O termo Babilônia provém etimologicamente de babili, ou seja,“portal dos deuses”.


[55]

Em King, a partir desse verso, quase toda a sexta tábua está ilegível. Os textos de Langdon e Sandars
possibilitaram o levantamento de dados para esta versão.
[56]

O termo é acádio e significa santuário.


[57]

Esagila era o nome do templo dedicado a Marduk na cidade de Babilônia. O termo é sumério e pode
ser traduzido como “casa da cabeça erguida”.
[58]

Ao sul de Esagila está o zigurate Etemenanki, cuja memória foi perpetuada no mito da Torre de
Babel.

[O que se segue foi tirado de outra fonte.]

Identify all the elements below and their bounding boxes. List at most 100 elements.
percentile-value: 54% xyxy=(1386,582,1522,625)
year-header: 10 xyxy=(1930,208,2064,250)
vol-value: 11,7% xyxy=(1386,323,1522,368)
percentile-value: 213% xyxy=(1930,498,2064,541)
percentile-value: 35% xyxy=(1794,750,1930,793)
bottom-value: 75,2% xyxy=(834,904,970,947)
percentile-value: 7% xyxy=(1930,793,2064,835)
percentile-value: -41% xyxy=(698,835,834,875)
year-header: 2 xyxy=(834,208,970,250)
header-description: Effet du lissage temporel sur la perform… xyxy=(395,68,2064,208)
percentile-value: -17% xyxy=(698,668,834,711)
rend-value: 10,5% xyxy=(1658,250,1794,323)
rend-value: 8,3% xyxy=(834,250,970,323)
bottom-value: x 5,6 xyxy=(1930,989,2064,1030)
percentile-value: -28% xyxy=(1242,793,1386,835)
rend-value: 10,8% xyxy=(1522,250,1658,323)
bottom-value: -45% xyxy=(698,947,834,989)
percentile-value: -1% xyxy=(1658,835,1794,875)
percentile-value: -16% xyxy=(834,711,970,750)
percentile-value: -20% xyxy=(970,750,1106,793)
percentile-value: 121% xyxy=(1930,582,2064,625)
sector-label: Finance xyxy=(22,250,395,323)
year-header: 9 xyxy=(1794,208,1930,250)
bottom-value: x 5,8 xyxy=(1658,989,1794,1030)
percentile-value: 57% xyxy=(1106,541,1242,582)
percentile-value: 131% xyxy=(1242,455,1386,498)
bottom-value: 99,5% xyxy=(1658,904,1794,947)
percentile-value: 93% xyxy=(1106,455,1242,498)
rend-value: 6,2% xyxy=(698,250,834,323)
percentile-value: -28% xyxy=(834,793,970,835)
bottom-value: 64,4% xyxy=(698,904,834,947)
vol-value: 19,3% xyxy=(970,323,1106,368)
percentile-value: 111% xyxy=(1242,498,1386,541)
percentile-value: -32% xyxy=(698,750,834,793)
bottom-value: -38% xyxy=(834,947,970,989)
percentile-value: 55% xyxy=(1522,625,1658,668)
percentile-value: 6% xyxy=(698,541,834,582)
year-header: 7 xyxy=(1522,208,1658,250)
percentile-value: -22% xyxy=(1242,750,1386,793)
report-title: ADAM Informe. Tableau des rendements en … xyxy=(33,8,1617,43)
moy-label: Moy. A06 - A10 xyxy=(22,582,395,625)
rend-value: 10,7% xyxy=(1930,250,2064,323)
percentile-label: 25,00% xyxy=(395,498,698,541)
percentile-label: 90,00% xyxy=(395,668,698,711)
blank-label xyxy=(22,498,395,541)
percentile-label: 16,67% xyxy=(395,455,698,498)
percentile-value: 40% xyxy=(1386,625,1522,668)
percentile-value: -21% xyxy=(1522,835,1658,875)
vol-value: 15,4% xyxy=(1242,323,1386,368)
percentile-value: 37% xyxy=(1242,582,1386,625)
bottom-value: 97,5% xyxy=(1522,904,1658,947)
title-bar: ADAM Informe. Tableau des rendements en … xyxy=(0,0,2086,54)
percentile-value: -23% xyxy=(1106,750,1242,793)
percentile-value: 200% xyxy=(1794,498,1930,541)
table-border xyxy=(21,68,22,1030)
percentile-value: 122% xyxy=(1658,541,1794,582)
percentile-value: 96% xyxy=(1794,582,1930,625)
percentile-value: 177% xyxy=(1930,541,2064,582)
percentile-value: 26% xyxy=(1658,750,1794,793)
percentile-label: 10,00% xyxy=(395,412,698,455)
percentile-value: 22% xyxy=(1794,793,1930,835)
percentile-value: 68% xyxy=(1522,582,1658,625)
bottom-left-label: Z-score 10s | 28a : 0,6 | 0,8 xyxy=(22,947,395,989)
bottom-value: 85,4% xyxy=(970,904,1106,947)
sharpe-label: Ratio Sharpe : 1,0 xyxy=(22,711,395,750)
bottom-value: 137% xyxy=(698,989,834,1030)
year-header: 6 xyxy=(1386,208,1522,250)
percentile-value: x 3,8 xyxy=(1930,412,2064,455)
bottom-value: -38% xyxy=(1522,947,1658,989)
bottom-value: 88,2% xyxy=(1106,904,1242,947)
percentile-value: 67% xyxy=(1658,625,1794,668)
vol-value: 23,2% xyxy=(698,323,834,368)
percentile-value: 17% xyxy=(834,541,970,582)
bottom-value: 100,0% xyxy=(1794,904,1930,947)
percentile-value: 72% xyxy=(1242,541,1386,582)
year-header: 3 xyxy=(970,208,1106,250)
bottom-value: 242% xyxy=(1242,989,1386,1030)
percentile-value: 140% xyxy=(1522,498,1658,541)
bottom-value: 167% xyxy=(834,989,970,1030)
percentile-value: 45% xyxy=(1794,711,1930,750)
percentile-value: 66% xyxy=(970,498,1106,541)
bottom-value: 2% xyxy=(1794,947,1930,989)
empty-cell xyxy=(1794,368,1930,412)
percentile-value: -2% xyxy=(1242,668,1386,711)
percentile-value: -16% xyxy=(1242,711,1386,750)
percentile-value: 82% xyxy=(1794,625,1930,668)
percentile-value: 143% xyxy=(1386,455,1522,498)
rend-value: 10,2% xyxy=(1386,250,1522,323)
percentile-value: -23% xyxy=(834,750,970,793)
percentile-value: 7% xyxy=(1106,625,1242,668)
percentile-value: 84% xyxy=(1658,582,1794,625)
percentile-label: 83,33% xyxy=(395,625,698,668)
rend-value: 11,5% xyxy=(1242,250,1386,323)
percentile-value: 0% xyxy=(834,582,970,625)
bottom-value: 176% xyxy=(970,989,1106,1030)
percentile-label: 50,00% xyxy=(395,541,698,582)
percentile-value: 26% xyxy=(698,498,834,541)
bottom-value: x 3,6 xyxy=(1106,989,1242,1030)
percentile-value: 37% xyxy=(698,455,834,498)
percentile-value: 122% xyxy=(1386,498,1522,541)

Pode ser essa a construção citada no texto.
[59]

Templo dedicado ao deus Assur (Enlil ou Ansar) na antiga capital da Assíria, a cidade de Assur.
Esharra significa “casa da totalidade”.
[60]

As referências ao arco de Marduk podem descrever fenômenos perceptíveis no firmamento, tais


como: a curvatura do horizonte, o arco-íris, o arco de estrelas da Via-Láctea.
[61]

Asarluhi significa algo como “aquele que domina o destino pelo poder das palavras”.
[62]

Originalmente as ofertas nindabu consistiam em um pão ou uma medida de cereais, entregue aos
sacerdotes nos templos. Com o tempo, também se passou a oferecer tecidos, objetos artesanais,
sacrifícios de animais e queima de incensos aos deuses.
[63]

O termo Bel, assim como Lugal, significa “senhor” e Marduk também recebe os títulos de bel rabim
“grande senhor” e bêl bêlim “senhor dos senhores”.
[64]

Asaruludu significa “luz dos deuses” e na mitologia sumero-acadiana é o nome de um dos Anunnaki.
Trata-se de uma divindade benéfica e luminosa, que trazia saúde e prosperidade.
[65]

Ninigiku (nin /senhor , igi / olho e ku / prata) ou senhor dos olhos de prata, é um dos epítetos de Enki
ou Nidmud-Ea.
[66]

O termo Hegal significa “abundância”.


[67]

O “grande mar devorador” é Mummu Tiamat e os terrores do mar são dominados por Marduk.
[68]

Malah significa “barqueiro” e, mais uma vez, tem-se a idéia de Marduk em situação de domínio
sobre o mar.
[69]

Esse termo, em Spiser, está grafado “Arilma”


[70]

O termo Mummu aparece aqui com o significado de “palavra criativa”, ou ainda, “o verbo que cria
vida”.
[71]

Marduk, ao criar o universo, deixa de ser filho para se tornar o pai dos deuses. Observa-se o mesmo
na Teogonia de Hesíodo, pois o poder supremo conquistado por Zeus faz dele o pai de todos os
outros deuses e o novo criador do universo.
[72]

O poder de Marduk sustenta Anu, a abóboda celeste. Essa imagem de um deus que sustenta o céu
com sua força e poder está em várias outras mitologias.
[73]

O termo Asharu, nome do deus dos destinos, é a origem etimológica do termo azar, que nas línguas
neolatinas aparece com diferentes acepções, podendo significar tanto desgraça e infortúnio, como
acaso, casualidade ou sorte. Na língua árabe, az-zaHar é o nome que se dá ao dado usado nos jogos e
na língua suméria asharu é o destino, que tanto pode trazer boa ou má sorte.
[74]

Bel Matati significa “senhor das terras”, ou “senhor do mundo”.